Three months later it's forgotten, but when I learn it the next time I move a lot faster!
For me the essential part of comprehending new information is my own thinking on what I'm getting. When reading a book, I stop frequently to think, it's quite natural for me. Often go back a few paragraphs or pages, re-read them with the new understanding, think again, go ahead...
All of this is possible with video and audio in principle, but much less natural and much less convenient; also video somehow "hypnotize" me and I don't feel the urge to think about what I see and hear at the moment; perhaps only afterwards if at all. I have a feeling "oh I get it", but not much remains afterwards.
So I absolutely prefer text to audio or video when learning.

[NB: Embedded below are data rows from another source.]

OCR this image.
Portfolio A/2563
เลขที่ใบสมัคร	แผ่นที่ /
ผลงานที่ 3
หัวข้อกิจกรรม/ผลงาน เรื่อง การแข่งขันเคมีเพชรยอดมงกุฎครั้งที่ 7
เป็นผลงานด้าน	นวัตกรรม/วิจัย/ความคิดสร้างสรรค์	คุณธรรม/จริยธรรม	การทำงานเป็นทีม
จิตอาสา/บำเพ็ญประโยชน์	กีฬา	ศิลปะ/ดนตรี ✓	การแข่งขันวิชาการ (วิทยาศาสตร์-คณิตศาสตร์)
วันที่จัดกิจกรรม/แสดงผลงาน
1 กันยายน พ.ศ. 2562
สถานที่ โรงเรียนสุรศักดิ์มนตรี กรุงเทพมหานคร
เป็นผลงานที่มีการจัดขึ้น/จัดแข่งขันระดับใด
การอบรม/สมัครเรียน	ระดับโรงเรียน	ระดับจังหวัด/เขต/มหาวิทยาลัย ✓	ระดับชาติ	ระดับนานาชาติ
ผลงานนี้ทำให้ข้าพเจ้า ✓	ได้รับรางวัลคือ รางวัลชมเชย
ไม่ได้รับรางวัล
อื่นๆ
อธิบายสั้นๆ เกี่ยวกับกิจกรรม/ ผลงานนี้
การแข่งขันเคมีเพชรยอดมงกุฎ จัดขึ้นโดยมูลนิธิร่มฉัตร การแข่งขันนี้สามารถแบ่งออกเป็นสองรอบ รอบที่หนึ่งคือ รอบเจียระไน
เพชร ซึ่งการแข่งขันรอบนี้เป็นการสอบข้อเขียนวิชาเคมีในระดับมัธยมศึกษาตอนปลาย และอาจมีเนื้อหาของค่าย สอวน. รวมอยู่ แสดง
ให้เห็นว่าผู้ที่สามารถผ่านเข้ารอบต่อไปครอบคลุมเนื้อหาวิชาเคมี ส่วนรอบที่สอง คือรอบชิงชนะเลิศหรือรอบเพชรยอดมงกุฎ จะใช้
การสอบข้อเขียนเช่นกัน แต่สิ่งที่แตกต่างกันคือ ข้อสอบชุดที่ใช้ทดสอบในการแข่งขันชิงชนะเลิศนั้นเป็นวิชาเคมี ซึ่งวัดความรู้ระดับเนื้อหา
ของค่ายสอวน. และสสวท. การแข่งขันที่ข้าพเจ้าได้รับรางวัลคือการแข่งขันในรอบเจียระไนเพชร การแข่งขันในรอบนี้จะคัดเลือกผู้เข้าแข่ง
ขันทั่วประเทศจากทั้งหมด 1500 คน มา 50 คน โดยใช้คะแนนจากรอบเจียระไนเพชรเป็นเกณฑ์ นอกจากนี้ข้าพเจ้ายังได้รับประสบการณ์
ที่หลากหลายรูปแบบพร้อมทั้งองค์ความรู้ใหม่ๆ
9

Could be. After 40+ years of thinking I learn better from books I changed my mind after seeing one of Freya Holmer's videos.
I can definitely learn faster from a video as long as there are no talk heads in it, and only content.
Trouble is, all the instructional videos I had tried up to that point were crap. I can't think of even one highly recommended programming instruction video that is any good for me.
https://www.youtube.com/watch?v=rhgwIhB58PA
Personally I find a multi-pronged approach is necessary to really learn anything. Read it. Read it again. Visual guides are helpful. Work some examples. Make some mistakes, debug them, find the corner cases, write tests. Eventually when I've poked around the material for a while it starts to bed in.